Big Boys comes next— a song about a little kid figuring out what the big boys (and girls) do. It’s the catchiest song on the album with a descending double string guitar lick that works its way into your ear quickly and excited cries of “Yes! Yes! Yes! Yes!” from Chuck and backup singer Nathaniel Radcliffe.
The next two, although covers and not Chuck Berry songs, are my favorites. You Go To My Head is a jazz standard done Chuck Berry style. It reminds me of the standards he played during rehearsals for Hail! Hail! Rock & Roll, but with a thumping blues beat. Love in 3/4 Time (Enchiladas) was a crowd favorite at Blueberry Hill, a funny waltz with what I assume are some new added lyrics. Its images are nearly perfect for Chuck, with red guitars and El Dorados and a funny line about software and hardware.
Darlin’ is another favorite of mine.

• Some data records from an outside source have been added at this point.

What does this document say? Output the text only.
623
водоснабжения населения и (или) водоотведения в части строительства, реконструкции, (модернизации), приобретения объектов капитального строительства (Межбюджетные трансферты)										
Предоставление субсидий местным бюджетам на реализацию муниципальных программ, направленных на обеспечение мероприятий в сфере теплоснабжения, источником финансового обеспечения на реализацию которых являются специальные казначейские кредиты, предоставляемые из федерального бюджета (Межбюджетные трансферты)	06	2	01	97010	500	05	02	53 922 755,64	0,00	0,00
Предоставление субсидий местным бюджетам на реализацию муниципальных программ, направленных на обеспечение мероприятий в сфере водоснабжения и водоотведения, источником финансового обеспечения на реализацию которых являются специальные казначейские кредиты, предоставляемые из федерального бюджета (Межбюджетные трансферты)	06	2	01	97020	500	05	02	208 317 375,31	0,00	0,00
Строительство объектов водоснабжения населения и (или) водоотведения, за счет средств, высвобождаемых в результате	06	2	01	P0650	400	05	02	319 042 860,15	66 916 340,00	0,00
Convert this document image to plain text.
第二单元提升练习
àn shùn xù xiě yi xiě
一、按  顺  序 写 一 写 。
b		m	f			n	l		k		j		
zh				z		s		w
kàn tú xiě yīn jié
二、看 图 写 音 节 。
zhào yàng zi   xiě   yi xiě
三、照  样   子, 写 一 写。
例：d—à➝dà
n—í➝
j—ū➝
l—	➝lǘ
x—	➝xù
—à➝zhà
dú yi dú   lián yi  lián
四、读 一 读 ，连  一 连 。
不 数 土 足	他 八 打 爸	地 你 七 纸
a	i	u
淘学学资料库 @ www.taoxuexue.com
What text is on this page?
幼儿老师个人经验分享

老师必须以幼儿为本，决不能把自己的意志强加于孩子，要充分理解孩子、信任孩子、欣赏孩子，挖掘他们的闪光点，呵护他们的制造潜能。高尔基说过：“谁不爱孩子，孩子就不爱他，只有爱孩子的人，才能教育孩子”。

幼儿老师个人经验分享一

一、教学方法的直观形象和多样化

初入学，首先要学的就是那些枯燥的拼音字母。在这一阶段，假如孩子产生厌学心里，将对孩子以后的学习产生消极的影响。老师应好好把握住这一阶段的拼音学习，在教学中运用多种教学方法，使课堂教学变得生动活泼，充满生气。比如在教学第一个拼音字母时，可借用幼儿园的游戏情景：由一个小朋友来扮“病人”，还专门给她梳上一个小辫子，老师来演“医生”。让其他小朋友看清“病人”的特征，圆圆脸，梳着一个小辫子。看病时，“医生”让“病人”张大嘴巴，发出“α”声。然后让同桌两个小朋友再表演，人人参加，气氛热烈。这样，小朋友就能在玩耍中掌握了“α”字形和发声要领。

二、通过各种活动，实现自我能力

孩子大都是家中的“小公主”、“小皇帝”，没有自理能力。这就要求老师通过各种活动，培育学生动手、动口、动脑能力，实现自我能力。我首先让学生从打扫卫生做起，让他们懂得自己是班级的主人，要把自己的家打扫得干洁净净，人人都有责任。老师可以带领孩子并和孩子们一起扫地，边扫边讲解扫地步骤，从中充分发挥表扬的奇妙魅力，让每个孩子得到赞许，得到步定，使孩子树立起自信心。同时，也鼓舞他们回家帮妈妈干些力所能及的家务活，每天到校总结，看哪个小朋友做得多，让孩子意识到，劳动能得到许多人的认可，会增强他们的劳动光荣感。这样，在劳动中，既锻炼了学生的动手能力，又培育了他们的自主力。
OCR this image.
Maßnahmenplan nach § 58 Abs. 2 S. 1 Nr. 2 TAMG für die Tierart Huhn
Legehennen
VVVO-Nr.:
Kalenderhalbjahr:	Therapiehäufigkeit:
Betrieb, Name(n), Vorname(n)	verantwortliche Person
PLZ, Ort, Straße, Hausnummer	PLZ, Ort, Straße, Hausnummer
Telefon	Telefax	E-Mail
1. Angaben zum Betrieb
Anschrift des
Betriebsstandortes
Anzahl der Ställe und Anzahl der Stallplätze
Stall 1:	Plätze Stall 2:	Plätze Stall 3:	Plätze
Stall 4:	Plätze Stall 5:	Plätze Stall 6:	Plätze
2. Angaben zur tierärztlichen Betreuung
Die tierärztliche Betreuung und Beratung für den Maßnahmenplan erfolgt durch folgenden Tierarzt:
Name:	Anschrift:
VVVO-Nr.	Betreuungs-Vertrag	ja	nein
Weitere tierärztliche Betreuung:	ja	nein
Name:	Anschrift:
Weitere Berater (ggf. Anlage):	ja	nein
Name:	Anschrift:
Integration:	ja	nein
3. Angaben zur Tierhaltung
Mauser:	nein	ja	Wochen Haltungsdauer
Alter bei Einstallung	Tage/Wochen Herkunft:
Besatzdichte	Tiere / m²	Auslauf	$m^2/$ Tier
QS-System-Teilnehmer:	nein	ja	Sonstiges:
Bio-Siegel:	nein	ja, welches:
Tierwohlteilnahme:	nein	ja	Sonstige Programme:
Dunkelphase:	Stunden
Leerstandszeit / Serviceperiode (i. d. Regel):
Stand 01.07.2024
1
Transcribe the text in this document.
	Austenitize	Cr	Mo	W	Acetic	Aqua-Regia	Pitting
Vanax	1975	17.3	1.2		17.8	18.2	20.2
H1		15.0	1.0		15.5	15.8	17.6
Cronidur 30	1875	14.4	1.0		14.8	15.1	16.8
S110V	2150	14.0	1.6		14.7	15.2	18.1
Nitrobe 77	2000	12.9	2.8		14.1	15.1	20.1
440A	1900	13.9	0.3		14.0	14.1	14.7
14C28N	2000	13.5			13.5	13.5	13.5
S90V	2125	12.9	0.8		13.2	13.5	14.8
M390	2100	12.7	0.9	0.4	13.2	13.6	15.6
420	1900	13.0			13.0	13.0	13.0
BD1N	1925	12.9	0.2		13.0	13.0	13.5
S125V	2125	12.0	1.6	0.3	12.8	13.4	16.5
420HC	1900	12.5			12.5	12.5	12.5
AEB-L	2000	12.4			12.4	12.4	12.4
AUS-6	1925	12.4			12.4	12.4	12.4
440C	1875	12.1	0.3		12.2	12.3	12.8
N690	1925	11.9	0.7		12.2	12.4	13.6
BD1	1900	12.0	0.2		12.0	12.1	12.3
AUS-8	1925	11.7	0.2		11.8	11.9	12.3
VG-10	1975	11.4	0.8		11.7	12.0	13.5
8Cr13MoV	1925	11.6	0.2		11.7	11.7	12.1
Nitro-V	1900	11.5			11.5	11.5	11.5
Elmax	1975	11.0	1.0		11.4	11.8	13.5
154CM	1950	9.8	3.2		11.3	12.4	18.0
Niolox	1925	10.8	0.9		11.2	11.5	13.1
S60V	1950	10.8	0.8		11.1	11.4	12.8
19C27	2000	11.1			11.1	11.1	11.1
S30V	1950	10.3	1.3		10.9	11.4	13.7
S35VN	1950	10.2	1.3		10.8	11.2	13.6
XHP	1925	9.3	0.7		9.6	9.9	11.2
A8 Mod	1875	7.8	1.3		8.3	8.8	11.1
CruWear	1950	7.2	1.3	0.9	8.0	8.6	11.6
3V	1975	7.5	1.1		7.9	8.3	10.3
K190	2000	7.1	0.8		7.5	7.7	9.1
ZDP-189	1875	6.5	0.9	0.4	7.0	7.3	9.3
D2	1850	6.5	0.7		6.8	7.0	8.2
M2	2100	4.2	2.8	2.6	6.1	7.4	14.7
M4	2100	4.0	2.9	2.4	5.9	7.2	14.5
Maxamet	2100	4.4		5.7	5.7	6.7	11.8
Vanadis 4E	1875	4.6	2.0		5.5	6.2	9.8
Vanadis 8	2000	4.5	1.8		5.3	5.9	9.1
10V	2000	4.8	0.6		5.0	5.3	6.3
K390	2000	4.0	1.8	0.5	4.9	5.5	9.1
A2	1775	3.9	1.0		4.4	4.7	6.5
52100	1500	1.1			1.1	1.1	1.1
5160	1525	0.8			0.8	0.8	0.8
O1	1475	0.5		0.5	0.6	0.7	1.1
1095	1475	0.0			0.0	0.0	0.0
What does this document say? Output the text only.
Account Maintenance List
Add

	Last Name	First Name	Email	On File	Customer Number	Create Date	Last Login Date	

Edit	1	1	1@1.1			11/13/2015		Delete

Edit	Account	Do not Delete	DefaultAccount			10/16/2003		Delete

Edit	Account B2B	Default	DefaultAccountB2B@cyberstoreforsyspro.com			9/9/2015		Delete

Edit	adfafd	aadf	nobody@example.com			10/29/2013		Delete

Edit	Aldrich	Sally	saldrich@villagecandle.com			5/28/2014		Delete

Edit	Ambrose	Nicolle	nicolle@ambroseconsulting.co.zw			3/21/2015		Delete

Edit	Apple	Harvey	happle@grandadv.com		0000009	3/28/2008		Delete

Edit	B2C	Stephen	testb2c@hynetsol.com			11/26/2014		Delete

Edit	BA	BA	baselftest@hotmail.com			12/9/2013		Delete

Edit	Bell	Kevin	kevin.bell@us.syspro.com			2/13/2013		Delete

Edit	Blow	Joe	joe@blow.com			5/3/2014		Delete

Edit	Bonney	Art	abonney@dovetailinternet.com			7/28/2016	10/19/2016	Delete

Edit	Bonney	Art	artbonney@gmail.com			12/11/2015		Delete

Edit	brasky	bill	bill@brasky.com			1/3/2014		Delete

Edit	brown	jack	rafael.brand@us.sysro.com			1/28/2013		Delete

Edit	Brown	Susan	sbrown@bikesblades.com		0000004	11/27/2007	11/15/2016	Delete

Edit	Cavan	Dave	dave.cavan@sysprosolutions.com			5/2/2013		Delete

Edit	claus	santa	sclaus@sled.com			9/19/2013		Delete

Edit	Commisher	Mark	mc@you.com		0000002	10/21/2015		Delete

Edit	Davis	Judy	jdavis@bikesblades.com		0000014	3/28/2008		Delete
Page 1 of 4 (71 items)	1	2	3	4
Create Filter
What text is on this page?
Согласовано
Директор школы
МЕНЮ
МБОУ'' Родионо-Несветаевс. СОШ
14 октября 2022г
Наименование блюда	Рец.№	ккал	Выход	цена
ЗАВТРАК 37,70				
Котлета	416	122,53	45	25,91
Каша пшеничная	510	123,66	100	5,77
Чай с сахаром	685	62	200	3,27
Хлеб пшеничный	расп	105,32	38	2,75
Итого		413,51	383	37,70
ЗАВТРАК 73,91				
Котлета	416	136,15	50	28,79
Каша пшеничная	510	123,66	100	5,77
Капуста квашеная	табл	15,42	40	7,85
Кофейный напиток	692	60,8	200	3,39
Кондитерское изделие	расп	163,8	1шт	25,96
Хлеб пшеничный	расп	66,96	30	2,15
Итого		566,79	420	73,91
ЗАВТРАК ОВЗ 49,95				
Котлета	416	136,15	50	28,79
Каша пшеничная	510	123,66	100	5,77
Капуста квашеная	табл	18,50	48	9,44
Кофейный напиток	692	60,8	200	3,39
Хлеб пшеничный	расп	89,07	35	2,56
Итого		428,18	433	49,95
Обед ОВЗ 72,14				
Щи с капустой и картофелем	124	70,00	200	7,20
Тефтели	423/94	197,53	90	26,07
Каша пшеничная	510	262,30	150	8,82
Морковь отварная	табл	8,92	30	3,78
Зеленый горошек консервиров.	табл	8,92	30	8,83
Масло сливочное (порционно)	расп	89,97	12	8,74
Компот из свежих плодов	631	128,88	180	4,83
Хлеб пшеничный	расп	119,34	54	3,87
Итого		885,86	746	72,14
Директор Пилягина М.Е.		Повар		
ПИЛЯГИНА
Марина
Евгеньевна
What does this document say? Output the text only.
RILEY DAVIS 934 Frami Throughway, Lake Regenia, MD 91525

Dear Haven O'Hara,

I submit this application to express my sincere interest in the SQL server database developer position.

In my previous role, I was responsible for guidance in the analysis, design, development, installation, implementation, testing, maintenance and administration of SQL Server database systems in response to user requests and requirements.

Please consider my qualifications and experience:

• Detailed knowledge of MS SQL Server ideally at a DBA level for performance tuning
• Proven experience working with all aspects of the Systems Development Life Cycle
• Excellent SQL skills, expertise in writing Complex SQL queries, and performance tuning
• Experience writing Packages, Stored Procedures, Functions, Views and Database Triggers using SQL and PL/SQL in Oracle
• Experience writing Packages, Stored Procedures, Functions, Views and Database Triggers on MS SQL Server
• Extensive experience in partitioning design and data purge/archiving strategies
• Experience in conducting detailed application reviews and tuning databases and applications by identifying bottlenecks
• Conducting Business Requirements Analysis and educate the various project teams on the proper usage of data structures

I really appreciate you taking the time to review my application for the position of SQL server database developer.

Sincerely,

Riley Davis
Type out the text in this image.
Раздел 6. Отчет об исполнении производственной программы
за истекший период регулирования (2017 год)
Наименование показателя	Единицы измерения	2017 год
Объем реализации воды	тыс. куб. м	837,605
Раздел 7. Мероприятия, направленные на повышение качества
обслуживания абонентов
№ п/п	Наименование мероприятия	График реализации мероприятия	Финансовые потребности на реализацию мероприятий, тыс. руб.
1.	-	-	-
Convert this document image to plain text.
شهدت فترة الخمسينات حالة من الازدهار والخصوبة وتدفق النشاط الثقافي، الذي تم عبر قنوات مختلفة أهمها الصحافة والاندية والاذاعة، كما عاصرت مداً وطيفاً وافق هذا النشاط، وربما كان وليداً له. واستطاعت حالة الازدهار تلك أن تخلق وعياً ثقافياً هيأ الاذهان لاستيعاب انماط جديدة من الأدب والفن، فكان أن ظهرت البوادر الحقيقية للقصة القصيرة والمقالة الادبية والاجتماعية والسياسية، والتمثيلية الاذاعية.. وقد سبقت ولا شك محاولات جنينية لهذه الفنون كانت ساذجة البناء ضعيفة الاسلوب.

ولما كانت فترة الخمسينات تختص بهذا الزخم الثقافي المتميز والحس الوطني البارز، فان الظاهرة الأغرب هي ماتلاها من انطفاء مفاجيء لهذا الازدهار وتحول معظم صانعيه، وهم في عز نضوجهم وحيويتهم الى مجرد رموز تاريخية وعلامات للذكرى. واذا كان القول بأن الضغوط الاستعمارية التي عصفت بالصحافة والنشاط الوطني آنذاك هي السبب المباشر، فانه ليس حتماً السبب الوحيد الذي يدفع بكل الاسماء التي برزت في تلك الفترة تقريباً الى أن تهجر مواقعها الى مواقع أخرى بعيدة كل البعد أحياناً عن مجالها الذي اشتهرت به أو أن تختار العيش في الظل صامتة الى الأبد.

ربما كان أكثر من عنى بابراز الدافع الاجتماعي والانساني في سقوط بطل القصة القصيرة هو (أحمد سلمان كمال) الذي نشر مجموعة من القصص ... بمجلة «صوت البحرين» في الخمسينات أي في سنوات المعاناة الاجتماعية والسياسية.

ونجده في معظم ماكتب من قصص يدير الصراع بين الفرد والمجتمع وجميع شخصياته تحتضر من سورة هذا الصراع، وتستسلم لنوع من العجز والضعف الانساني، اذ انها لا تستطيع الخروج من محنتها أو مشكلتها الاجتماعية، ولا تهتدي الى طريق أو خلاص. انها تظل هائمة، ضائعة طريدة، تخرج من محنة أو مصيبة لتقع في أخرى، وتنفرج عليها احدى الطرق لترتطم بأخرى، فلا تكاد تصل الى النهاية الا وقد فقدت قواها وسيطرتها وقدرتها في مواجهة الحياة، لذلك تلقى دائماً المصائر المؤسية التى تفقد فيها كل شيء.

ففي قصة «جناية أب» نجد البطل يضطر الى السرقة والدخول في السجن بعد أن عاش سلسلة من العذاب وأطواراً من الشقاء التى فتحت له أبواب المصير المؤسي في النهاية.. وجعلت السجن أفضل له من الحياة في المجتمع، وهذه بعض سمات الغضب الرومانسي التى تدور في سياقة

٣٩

I first read about it years ago in The New Yorker. (The writer was visiting Chuck while Chuck made quick phone arrangements for his last Seattle show— a quickie visit to replace the ailing Jerry Lee Lewis at the EMP. I was there!) It’s a great song sung to (and with) his daughter about growing older to a loping, western beat.
The rest, for me, are a little like the minor characters on Gilligan’s Island in the show’s original theme song (“and the rest”) but I like them all well enough. Lady B. Goode be pretty goode. She Still Loves you sounds great, but the lyrics don’t quite cut it for me. Jamaica Moon is cute but Havana Moon was better. Dutchman’s chief value for me is that Chuck Berry acknowledges he wrote music that some consider superb. And Eyes of a Man is chiefly wonderful to me for that voice, but when I heard Charles, Jr. discuss it in a television interview I began to understand it better (men's work crumbles, women's work endures). But they are all good, and I’m happy to let the CD play on. (I haven’t played the LP yet, but I’d wear out Side A several times before I put a crackle on Side B.)
Jimmy Marsala, who played more shows with Chuck Berry than anyone, plays great bass throughout; Keith Robinson supplies the best drums for Chuck since the days of Odie Payne and Fred Below; and Robert Lohr on piano resurrects the spirits he learned from: Otis Spann, Lafayette Leake, Johnnie Johnson and Professor Longhair. Berry family members Ingrid, Charles and Charlie all add their parts, which are especially perfect because Chuck Berry’s music was always a family affair, on stage, and often, with his sister and daughter, in the recording studio.
As a lifelong fan I could hardly have hoped for a better ending— an honest, adult, great sounding record with a couple of first rate new Chuck Berry songs and a lot of good ones, a summing up, in a beautiful package. Thank you Mr. Berry! Hail! Hail! Grammy time!